Hume peered through the curtain at the people lined up for a new mayoral style speech and smiled to himself. Human nature, wonderful human nature; at its best when it had something to hate. Oh yes, the world was supposed to be all kind and loving but anyone who looked knew the truth. People needed another to react against, to project on, to dislike and see as inferior, to hate, and people like Hume in his St. George character could march right in and exploit that. As he was. A room full of people, ninety-five percent on his side, the five percent about to do him a favour; what a glorious time to be speaking.
He looked down at his watch to check the time. He saw both five minutes until the event started and a clear thousand pounds in mechanics on his wrist. The business was booming since he declared he was going to be mayor. He’d invested more money in advertising to reach people who’d be wavering, but the return was massive as they all read his sites and kicked up the advertising revenue. Furthermore, now the rest of the media was providing vast amounts of coverage and click flow. It was fantastic, he should have stood for office before if he was looking at the bottom line.

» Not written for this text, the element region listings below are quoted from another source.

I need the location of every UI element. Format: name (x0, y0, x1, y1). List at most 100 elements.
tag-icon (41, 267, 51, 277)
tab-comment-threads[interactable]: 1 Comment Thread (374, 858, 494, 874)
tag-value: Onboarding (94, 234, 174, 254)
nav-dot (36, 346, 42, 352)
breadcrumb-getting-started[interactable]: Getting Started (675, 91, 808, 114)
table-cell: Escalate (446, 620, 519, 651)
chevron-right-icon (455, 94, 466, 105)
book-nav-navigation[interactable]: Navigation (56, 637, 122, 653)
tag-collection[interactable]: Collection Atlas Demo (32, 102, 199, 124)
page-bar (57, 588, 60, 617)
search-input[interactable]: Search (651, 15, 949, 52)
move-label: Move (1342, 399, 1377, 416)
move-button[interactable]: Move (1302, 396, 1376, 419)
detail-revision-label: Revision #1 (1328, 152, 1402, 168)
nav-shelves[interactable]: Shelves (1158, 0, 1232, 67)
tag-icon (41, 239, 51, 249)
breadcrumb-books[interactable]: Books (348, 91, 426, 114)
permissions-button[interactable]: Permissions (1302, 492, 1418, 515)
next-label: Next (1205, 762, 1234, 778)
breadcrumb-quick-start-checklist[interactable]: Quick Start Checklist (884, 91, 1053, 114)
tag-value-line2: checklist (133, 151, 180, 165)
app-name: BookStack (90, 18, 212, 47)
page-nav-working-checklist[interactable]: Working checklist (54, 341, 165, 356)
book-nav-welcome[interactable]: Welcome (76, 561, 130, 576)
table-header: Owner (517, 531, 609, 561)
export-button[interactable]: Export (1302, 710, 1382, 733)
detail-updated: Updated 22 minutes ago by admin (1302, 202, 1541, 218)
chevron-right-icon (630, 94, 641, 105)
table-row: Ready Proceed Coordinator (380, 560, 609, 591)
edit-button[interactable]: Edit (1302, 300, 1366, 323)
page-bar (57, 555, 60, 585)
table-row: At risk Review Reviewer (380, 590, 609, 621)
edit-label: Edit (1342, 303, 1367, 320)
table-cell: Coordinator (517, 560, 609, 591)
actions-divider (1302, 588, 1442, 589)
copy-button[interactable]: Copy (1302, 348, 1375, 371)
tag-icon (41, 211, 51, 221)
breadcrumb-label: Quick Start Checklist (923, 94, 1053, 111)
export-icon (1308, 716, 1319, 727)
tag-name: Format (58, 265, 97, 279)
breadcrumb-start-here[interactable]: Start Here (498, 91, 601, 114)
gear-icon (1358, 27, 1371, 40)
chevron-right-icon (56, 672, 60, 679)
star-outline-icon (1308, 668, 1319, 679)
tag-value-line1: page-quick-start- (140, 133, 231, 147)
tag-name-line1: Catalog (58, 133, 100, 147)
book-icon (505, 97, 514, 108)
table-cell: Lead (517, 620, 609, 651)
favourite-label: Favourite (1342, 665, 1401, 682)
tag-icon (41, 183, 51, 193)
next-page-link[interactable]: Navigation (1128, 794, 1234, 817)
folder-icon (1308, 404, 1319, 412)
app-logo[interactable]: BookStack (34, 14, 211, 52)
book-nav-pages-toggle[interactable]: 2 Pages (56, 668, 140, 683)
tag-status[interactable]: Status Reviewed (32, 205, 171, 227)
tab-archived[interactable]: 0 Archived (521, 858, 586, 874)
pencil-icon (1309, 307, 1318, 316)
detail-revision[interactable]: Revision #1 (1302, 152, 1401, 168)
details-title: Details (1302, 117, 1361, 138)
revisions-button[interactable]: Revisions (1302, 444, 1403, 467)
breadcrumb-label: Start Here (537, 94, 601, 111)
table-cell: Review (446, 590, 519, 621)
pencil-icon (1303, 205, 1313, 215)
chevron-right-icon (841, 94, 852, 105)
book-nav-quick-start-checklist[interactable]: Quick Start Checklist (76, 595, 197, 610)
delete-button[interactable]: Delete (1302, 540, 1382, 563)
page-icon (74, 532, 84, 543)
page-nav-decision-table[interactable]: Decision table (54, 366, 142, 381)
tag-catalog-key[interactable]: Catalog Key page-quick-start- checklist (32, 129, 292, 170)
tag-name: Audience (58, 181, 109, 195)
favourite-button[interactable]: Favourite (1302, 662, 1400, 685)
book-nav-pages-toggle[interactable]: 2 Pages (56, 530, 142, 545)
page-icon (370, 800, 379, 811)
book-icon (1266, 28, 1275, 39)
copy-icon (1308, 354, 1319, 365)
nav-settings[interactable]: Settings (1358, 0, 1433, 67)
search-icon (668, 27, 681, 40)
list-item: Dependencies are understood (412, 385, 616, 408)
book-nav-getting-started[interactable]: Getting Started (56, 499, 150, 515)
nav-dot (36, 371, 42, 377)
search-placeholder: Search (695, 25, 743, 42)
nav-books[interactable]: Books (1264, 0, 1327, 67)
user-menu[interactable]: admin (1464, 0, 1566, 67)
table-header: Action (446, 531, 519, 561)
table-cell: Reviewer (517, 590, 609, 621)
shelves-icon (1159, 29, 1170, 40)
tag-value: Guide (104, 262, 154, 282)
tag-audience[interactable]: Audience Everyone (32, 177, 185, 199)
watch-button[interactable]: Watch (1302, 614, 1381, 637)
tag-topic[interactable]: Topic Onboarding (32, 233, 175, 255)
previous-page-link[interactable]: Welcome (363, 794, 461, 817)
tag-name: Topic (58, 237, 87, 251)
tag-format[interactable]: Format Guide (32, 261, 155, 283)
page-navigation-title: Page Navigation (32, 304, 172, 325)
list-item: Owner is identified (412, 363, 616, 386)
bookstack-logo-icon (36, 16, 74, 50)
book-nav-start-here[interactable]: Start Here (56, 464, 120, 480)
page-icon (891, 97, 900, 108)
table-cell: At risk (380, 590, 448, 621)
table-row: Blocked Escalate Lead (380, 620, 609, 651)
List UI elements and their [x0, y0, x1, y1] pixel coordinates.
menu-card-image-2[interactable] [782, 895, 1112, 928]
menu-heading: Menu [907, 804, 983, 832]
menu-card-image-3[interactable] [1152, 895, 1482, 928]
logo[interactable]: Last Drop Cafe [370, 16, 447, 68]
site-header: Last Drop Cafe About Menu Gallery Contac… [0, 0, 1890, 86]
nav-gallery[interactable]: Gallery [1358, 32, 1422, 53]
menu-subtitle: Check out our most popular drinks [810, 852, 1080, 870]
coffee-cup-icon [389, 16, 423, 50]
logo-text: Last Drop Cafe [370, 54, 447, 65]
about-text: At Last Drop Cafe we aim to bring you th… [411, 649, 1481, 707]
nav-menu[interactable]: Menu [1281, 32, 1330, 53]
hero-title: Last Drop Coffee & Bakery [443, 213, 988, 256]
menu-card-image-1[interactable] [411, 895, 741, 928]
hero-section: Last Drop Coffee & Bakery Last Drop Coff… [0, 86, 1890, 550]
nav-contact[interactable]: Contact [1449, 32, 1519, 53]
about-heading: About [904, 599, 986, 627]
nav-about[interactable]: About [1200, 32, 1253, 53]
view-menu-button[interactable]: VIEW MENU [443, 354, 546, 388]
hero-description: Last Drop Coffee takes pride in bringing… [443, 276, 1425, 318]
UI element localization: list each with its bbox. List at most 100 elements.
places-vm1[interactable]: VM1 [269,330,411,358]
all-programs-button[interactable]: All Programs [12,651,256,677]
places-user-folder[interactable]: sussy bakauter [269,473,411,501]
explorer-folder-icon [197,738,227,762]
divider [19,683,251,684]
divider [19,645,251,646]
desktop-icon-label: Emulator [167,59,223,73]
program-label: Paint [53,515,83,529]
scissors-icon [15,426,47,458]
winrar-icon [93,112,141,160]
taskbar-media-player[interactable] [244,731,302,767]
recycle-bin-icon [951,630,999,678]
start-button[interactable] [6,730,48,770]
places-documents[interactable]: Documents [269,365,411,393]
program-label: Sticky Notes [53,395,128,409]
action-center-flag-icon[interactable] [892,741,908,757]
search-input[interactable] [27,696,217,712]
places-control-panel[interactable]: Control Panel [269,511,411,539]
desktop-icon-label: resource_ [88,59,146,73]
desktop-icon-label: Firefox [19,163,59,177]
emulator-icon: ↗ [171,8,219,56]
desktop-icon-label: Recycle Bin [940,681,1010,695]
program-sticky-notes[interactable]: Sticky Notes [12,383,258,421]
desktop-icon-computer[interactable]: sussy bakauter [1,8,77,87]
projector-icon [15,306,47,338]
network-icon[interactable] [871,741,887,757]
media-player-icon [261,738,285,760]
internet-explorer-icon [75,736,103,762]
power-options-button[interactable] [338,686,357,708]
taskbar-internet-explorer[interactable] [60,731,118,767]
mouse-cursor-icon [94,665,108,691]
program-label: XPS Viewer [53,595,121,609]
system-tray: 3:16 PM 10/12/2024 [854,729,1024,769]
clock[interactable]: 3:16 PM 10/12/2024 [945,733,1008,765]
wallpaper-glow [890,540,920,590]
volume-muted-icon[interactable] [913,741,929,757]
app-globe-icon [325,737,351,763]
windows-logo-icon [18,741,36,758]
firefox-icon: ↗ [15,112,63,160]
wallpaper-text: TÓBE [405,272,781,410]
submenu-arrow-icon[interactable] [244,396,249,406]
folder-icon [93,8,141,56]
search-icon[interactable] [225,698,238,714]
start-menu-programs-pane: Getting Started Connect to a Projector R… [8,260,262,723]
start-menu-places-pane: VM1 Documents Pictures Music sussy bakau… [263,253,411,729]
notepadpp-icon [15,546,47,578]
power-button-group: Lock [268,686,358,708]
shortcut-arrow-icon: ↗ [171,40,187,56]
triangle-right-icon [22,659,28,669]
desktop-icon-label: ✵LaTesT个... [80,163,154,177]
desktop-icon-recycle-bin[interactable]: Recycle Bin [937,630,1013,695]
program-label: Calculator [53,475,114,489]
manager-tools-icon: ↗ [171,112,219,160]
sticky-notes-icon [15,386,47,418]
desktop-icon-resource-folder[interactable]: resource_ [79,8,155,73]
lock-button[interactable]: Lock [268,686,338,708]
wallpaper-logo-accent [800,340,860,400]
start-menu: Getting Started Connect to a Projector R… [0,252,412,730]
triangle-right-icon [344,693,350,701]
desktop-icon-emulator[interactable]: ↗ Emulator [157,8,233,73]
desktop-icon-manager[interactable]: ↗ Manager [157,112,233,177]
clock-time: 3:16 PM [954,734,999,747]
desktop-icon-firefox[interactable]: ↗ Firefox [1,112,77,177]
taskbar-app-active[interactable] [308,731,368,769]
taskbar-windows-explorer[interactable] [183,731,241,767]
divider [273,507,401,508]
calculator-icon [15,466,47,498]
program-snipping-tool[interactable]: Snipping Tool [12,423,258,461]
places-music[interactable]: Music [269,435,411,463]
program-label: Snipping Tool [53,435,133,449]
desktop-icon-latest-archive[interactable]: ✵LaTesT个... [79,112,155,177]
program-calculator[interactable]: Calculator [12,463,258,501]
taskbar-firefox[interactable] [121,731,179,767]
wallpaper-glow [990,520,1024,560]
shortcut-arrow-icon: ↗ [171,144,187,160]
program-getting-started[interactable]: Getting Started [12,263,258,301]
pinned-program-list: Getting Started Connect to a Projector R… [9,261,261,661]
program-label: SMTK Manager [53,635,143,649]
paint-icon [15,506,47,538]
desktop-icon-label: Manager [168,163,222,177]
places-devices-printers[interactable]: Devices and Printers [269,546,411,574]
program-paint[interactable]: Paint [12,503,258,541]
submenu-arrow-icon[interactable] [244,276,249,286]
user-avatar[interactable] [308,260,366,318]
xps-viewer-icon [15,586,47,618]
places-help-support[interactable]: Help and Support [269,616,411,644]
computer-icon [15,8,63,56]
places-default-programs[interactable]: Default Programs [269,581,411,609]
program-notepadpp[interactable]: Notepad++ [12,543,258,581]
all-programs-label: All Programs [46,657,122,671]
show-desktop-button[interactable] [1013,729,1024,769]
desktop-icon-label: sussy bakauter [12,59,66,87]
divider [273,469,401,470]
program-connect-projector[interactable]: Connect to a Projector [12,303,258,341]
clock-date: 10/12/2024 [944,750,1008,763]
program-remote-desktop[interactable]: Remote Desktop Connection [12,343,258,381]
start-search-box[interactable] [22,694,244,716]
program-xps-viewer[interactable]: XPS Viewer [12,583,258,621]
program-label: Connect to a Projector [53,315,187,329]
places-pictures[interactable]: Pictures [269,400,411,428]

Of course, he wanted to enact policies. Change things. Which made him laugh because the left always went on about change, as if the extreme right didn’t want change equally as much just in the different direction. But Britain had moved during the last few years to let people like him rise to the fore. Could they have been stopped? He didn’t care, life is as life does, you deal with what is in front of you, and he was a master.